Director of the British Museum Neil MacGregor said he is working with colleagues in Iraq to “establish a specialist corps of rescue archaeologists” in the embattled country.
The team would be part of an Emergency Heritage Management program the UK is trying to set up.
In addition to attempts to restore damaged ancient sites, the team will make digital recordings of valued areas that are beyond repair in effort to preserve an accurate image for future generations to see.
The 2014 film The Monuments Men told the story of an Allied group at the end of the Second World War that was talked with finding and saving pieces of art and other important items before they were stolen or destroyed by the Nazis.

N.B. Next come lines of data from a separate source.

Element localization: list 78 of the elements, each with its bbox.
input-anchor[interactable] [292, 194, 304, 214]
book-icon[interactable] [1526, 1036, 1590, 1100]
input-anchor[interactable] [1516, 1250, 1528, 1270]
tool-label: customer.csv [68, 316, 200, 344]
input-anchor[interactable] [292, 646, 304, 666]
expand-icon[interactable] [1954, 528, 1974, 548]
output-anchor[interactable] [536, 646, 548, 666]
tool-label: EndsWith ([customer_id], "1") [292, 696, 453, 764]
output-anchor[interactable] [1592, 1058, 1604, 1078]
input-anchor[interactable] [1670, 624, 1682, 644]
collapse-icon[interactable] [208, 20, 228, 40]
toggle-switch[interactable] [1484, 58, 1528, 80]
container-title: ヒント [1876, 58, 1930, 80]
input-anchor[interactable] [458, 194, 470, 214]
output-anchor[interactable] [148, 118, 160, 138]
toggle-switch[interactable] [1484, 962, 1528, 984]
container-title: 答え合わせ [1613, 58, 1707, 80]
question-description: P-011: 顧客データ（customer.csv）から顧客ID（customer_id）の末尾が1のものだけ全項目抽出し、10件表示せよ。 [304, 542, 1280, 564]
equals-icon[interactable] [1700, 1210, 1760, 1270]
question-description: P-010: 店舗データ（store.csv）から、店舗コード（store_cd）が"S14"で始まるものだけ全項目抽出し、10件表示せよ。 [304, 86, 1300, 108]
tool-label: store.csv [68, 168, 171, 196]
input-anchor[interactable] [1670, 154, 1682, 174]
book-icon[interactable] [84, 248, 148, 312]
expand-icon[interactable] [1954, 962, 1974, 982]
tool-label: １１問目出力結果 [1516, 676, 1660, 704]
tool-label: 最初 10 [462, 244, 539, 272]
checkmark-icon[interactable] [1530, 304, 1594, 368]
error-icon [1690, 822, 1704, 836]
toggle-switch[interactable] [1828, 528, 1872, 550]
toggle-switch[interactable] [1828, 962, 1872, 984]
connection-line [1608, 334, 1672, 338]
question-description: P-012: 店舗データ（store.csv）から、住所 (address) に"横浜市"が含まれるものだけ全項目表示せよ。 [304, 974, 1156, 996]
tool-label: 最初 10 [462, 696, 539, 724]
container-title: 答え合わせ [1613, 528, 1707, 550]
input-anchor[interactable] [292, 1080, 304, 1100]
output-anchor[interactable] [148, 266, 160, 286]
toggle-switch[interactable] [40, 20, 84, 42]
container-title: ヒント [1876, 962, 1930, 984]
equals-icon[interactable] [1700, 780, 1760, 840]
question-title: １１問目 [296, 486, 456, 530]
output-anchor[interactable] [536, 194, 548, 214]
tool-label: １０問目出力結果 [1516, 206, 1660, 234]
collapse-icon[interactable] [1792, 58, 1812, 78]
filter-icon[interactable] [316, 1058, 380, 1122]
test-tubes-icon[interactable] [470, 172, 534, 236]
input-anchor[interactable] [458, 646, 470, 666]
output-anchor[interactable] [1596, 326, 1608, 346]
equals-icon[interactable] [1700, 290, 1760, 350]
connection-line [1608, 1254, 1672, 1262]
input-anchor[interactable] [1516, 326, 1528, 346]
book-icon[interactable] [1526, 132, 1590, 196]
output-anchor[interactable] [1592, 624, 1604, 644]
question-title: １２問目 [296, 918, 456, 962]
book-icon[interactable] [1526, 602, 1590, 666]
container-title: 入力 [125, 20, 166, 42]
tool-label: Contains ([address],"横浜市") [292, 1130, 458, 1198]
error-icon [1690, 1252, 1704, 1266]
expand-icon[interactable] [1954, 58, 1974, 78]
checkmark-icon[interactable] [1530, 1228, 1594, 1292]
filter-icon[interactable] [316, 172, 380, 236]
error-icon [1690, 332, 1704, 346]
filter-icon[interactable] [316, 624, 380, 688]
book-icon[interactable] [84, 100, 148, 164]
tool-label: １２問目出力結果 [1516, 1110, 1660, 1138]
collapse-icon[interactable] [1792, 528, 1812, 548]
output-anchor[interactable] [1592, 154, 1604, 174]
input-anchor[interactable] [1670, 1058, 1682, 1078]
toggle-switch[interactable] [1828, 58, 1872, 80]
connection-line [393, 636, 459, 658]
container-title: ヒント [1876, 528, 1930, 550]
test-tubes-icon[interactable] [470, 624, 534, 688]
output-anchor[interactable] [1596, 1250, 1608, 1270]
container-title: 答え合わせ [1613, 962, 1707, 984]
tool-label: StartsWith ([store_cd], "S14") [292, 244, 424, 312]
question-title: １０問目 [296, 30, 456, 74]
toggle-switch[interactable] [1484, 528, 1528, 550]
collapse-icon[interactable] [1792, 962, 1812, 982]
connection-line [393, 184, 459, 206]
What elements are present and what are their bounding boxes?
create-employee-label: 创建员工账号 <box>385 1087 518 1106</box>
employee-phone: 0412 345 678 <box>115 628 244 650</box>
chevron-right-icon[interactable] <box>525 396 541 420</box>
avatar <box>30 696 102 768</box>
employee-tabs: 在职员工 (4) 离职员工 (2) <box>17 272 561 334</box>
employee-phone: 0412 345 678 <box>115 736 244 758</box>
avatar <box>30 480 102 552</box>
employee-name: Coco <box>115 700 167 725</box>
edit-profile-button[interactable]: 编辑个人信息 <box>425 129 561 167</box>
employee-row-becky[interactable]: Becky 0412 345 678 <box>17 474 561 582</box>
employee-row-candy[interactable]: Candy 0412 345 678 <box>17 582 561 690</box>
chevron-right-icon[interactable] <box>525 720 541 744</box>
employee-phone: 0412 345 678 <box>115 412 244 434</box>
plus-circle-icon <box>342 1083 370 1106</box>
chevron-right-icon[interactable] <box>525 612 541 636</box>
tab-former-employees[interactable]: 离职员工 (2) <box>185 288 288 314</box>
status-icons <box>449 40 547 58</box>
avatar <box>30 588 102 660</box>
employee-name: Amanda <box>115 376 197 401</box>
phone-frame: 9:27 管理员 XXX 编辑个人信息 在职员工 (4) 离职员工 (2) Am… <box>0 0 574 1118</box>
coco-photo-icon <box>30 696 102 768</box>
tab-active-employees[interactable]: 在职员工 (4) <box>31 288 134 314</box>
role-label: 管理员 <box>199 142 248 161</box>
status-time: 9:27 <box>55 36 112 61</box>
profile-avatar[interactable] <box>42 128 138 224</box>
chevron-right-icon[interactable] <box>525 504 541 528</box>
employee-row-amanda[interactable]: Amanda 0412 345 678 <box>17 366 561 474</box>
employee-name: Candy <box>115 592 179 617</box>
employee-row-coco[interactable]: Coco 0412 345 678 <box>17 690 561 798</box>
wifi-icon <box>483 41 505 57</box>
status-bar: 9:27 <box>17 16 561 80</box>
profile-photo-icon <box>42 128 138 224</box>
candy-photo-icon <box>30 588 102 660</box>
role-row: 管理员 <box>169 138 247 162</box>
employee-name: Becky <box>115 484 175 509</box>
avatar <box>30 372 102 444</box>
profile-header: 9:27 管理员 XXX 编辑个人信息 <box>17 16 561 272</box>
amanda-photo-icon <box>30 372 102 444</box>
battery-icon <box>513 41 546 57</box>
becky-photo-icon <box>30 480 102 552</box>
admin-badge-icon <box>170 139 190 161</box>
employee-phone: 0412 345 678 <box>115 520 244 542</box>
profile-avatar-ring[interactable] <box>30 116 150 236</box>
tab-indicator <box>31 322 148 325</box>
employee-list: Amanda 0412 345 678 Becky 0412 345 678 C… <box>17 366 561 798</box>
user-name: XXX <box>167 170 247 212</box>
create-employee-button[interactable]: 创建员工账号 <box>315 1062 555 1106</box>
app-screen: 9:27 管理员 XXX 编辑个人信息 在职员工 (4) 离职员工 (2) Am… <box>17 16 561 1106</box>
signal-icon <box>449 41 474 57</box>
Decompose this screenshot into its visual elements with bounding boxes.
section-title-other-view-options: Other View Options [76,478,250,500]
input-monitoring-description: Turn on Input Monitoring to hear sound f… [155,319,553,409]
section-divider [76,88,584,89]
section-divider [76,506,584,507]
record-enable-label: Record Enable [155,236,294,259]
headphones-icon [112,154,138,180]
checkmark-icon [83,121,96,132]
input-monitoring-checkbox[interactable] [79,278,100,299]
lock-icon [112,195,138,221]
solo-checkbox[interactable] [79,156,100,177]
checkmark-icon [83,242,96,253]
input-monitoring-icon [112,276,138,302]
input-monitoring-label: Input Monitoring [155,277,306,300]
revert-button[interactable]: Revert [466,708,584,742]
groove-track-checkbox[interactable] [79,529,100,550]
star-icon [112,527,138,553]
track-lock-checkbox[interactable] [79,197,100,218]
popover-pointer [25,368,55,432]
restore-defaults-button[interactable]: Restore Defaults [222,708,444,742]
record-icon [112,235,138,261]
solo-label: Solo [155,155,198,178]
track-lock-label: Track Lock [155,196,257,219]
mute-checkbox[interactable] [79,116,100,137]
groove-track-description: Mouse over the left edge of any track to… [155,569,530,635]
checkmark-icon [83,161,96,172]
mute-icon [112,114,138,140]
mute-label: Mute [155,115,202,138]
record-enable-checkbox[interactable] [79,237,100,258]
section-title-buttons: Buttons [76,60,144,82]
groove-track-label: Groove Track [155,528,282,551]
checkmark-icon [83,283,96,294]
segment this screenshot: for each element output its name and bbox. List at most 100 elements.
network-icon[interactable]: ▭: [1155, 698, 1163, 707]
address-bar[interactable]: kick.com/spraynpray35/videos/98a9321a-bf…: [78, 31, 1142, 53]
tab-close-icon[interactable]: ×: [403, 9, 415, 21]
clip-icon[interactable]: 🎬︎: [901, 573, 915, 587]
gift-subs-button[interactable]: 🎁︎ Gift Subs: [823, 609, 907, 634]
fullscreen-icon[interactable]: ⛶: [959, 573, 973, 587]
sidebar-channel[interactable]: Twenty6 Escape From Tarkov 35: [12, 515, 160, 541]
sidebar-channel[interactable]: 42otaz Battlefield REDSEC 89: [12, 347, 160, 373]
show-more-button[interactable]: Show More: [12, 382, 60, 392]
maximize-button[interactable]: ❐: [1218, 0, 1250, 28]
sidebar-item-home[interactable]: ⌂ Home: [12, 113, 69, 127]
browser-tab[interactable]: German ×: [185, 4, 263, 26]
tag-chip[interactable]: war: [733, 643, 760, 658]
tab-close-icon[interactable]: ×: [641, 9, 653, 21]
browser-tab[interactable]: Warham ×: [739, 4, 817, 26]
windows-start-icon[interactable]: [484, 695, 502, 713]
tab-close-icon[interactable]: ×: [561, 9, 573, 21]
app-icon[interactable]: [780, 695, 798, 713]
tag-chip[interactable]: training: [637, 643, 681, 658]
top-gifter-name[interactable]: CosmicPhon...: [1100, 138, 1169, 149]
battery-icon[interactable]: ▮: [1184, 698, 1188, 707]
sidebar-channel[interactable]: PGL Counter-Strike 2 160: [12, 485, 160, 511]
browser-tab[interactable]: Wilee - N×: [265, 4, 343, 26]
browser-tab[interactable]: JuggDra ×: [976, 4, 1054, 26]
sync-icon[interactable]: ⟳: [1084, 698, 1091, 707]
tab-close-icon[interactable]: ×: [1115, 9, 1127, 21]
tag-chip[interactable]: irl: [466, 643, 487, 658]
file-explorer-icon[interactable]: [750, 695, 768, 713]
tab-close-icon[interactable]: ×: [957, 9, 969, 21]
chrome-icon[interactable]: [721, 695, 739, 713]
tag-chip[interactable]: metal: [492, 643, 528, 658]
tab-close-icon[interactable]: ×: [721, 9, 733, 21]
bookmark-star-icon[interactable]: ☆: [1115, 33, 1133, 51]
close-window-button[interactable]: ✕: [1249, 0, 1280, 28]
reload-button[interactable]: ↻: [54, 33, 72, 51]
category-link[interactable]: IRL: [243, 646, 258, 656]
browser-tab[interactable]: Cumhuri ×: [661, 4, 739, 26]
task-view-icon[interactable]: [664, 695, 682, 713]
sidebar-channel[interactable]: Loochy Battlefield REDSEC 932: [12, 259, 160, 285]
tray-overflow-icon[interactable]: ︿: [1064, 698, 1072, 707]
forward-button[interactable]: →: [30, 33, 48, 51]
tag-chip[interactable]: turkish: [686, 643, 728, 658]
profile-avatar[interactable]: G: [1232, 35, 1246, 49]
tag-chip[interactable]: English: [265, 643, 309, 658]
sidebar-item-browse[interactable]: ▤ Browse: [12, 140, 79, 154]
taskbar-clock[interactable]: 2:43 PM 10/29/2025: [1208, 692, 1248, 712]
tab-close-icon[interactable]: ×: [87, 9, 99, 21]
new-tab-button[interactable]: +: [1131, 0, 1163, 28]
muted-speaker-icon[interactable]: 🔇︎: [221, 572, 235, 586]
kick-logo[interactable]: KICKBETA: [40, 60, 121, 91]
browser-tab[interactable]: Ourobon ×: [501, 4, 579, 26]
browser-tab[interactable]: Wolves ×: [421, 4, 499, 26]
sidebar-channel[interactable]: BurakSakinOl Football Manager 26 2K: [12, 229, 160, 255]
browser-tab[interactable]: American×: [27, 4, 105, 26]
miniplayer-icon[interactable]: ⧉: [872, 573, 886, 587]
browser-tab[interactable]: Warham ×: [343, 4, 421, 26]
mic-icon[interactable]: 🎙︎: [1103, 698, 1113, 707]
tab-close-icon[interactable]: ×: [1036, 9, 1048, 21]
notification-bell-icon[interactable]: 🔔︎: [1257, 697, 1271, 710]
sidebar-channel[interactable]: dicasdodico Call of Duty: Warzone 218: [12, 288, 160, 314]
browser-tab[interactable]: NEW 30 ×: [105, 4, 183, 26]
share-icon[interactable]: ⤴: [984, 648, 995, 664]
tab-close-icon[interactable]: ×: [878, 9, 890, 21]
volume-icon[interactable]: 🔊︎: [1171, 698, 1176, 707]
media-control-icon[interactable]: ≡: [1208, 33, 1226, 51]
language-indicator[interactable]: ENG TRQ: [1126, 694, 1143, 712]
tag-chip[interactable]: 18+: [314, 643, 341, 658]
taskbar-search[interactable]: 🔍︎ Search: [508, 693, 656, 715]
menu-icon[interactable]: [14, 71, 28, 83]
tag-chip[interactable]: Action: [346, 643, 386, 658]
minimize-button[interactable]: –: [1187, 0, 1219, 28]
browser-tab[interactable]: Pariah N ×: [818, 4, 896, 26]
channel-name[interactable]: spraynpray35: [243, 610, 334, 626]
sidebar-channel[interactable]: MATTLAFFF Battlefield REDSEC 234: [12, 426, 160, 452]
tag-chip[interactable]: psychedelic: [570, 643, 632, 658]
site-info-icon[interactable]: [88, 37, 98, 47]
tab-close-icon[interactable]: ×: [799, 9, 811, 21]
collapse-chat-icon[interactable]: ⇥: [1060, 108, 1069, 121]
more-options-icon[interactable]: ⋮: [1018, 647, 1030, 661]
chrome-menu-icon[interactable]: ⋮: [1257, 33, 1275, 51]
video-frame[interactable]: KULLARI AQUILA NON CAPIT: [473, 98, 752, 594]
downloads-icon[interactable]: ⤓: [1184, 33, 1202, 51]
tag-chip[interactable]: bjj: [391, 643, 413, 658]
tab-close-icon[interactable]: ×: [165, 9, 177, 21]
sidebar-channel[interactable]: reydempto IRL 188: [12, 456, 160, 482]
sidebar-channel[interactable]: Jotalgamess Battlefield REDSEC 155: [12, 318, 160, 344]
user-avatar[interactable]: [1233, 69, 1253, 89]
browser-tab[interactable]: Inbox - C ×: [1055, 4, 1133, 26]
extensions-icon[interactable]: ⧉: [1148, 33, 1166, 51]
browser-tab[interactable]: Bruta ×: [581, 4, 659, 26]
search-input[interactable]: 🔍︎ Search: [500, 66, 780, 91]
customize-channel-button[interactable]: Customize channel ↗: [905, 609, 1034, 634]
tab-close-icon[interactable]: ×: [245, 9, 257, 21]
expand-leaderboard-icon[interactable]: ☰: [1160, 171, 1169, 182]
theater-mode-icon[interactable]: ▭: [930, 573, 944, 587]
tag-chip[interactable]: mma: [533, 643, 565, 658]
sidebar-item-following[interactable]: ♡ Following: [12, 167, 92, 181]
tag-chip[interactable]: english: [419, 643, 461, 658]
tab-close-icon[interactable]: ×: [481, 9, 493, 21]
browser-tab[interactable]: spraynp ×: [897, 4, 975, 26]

Separately, politicians plan on introducing legislation that would ratify the Hague Convention on the Protection of Cultural Property in the Event of Armed Conflict, according to the Mail.
The budget for the fund is yet to be decided and sources quoted by the mail said it would “safeguard the heritage of countries affected by conflict or at risk of coming under attack for ideological reasons.”
“While the UK’s priority will continue to be the human cost of these conflicts, I am in no doubt we must also do what we can to prevent any further cultural destruction. The loss of a country’s heritage threatens its very identity,” Whittingdale said.
ISIS has destroyed priceless antiquities in neighboring Iraq. When the militant group stormed the ancient Syrian city of Palmyra, the country’s antiquities chief voiced fears it might devastate the historic site, home to renowned Roman ruins including temples, colonnades and an amphitheatre. The militants later said they would only destroy statues deemed “pagan idols” in the extremist interpretation of Islam they follow.